UPDATED 7:16 AM PT — Monday, July 22, 2019
Secretary of State Mike Pompeo recently praised Mexico over its efforts to combat the Central American migrant crisis. Sunday’s meeting marked the halfway point for a the 90 day agreement signed last month for Mexico to slow the flow of illegal migration towards the U.S. southern border.
Following the meeting, Pompeo applauded Mexico for taking visible efforts to uphold the deal. However, he pointed out the job is far from over.
“They’ve made real progress…importantly, they’ve made a real commitment towards that progress…the numbers are good…there are fewer apprehensions taking place today along our southern border, but we’ve got a long way to go yet,” said the U.S. secretary of state.
According to the agreement, if the U.S. decides that Mexico has not done enough to tackle the issue then they would start discussing a policy requiring most asylum seekers to apply for refuge in Mexico instead of the U.S.
Last month, the Department of Homeland Security recorded a nearly 30-percent decrease in border apprehensions compared to figures in May. Many experts partially attribute this drop to Mexico’s policies since ratifying the agreement.
Particularly, Mexico has sent over 20,000 members of its National Guard to its northern and southern borders to crackdown on the flow of illegal migration. However, Mexican officials have still expressed concern over the Trump administration’s ‘Safe Third Country’ policy, calling the move unnecessary considering the recent drop in illegal migration.
Nonetheless, Pompeo remained optimistic toward Mexico’s extensive efforts in the past month to cooperate with the United States.
“For the next set of actions, I’ll talk with the president and the teams back in Washington and we’ll decide exactly which tools and exactly how to proceed, so that we can get to the shared mutual goal between President Obrador and President Trump which is reducing the illegal migrant flow across our southern border,” he explained.
After his meeting in Mexico, Pompeo flew to El Salvador to discuss its diplomatic ties.
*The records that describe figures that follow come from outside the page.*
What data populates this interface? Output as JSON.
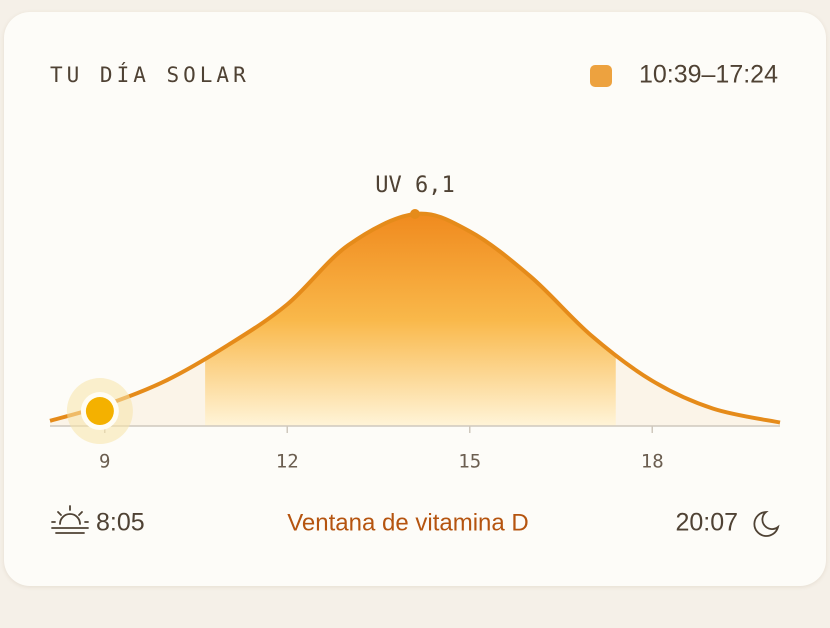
{
  "header": {
    "title": "TU DÍA SOLAR",
    "window_label": "10:39–17:24"
  },
  "chart_data": {
    "type": "area",
    "x": [
      8.1,
      9,
      10,
      11,
      12,
      13,
      14.1,
      15,
      16,
      17,
      18,
      19,
      20.1
    ],
    "values": [
      0.15,
      0.6,
      1.3,
      2.3,
      3.5,
      5.2,
      6.1,
      5.6,
      4.3,
      2.6,
      1.3,
      0.5,
      0.1
    ],
    "xlim": [
      8.1,
      20.1
    ],
    "ylim": [
      0,
      8
    ],
    "xticks": [
      9,
      12,
      15,
      18
    ],
    "color": "#e58b1a",
    "window": [
      10.65,
      17.4
    ],
    "window_color": "#eda23f",
    "annotation": {
      "x": 14.1,
      "value": 6.1,
      "label": "UV 6,1"
    },
    "current": {
      "x": 8.92,
      "value": 0.43
    }
  },
  "footer": {
    "sunrise": "8:05",
    "label": "Ventana de vitamina D",
    "sunset": "20:07"
  }
}
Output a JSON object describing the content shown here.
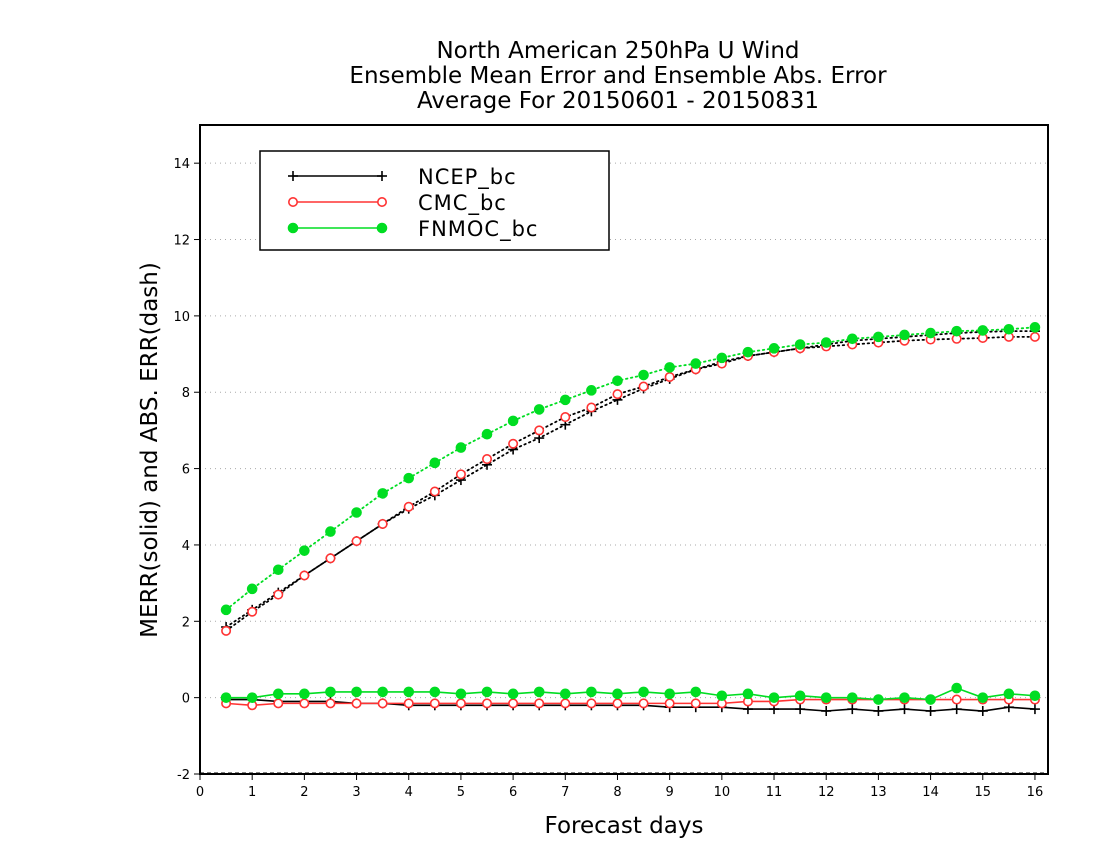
{
  "chart_data": {
    "type": "line",
    "title_lines": [
      "North American 250hPa U Wind",
      "Ensemble Mean Error and Ensemble Abs. Error",
      "Average For 20150601 - 20150831"
    ],
    "xlabel": "Forecast days",
    "ylabel": "MERR(solid) and ABS. ERR(dash)",
    "xlim": [
      0,
      16.25
    ],
    "ylim": [
      -2,
      15
    ],
    "x_ticks": [
      "0",
      "1",
      "2",
      "3",
      "4",
      "5",
      "6",
      "7",
      "8",
      "9",
      "10",
      "11",
      "12",
      "13",
      "14",
      "15",
      "16"
    ],
    "y_ticks": [
      "-2",
      "0",
      "2",
      "4",
      "6",
      "8",
      "10",
      "12",
      "14"
    ],
    "grid": "horizontal dotted",
    "legend_position": "top-left",
    "x": [
      0.5,
      1,
      1.5,
      2,
      2.5,
      3,
      3.5,
      4,
      4.5,
      5,
      5.5,
      6,
      6.5,
      7,
      7.5,
      8,
      8.5,
      9,
      9.5,
      10,
      10.5,
      11,
      11.5,
      12,
      12.5,
      13,
      13.5,
      14,
      14.5,
      15,
      15.5,
      16
    ],
    "series": [
      {
        "name": "NCEP_bc",
        "color": "#000000",
        "marker": "plus",
        "merr": [
          -0.05,
          -0.05,
          -0.1,
          -0.1,
          -0.1,
          -0.15,
          -0.15,
          -0.2,
          -0.2,
          -0.2,
          -0.2,
          -0.2,
          -0.2,
          -0.2,
          -0.2,
          -0.2,
          -0.2,
          -0.25,
          -0.25,
          -0.25,
          -0.3,
          -0.3,
          -0.3,
          -0.35,
          -0.3,
          -0.35,
          -0.3,
          -0.35,
          -0.3,
          -0.35,
          -0.25,
          -0.3
        ],
        "abs_err": [
          1.85,
          2.3,
          2.75,
          3.2,
          3.65,
          4.1,
          4.55,
          4.95,
          5.3,
          5.7,
          6.1,
          6.5,
          6.8,
          7.15,
          7.5,
          7.8,
          8.1,
          8.35,
          8.6,
          8.8,
          8.95,
          9.05,
          9.15,
          9.25,
          9.35,
          9.4,
          9.45,
          9.5,
          9.55,
          9.58,
          9.6,
          9.6
        ]
      },
      {
        "name": "CMC_bc",
        "color": "#ff3333",
        "marker": "open-circle",
        "merr": [
          -0.15,
          -0.2,
          -0.15,
          -0.15,
          -0.15,
          -0.15,
          -0.15,
          -0.15,
          -0.15,
          -0.15,
          -0.15,
          -0.15,
          -0.15,
          -0.15,
          -0.15,
          -0.15,
          -0.15,
          -0.15,
          -0.15,
          -0.15,
          -0.1,
          -0.1,
          -0.05,
          -0.05,
          -0.05,
          -0.05,
          -0.05,
          -0.05,
          -0.05,
          -0.05,
          -0.05,
          -0.05
        ],
        "abs_err": [
          1.75,
          2.25,
          2.7,
          3.2,
          3.65,
          4.1,
          4.55,
          5.0,
          5.4,
          5.85,
          6.25,
          6.65,
          7.0,
          7.35,
          7.6,
          7.95,
          8.15,
          8.4,
          8.6,
          8.75,
          8.95,
          9.05,
          9.15,
          9.2,
          9.25,
          9.3,
          9.35,
          9.38,
          9.4,
          9.42,
          9.45,
          9.45
        ]
      },
      {
        "name": "FNMOC_bc",
        "color": "#00dd22",
        "marker": "filled-circle",
        "merr": [
          0.0,
          0.0,
          0.1,
          0.1,
          0.15,
          0.15,
          0.15,
          0.15,
          0.15,
          0.1,
          0.15,
          0.1,
          0.15,
          0.1,
          0.15,
          0.1,
          0.15,
          0.1,
          0.15,
          0.05,
          0.1,
          0.0,
          0.05,
          0.0,
          0.0,
          -0.05,
          0.0,
          -0.05,
          0.25,
          0.0,
          0.1,
          0.05
        ],
        "abs_err": [
          2.3,
          2.85,
          3.35,
          3.85,
          4.35,
          4.85,
          5.35,
          5.75,
          6.15,
          6.55,
          6.9,
          7.25,
          7.55,
          7.8,
          8.05,
          8.3,
          8.45,
          8.65,
          8.75,
          8.9,
          9.05,
          9.15,
          9.25,
          9.3,
          9.4,
          9.45,
          9.5,
          9.55,
          9.6,
          9.62,
          9.65,
          9.7
        ]
      }
    ]
  }
}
During the talks, the two sides reportedly discussed ways to combat the growing gang violence in El Salvador, which has partially caused mass amounts of people to flee the country toward the U.S. border.
“We talk about fighting crimes together. We talk about fighting to get the gangs together. We talk about interdicting narcotics together. We talk about reducing immigration together. So I think this was a this was a very, very important meeting. I think it’s a, it’s a game changer.”
— Nayib Bukelenayib Bukele, President – El Salvador
The majority of Central American migrants come from troubled countries such as El Salvador, Guatemala, and Honduras.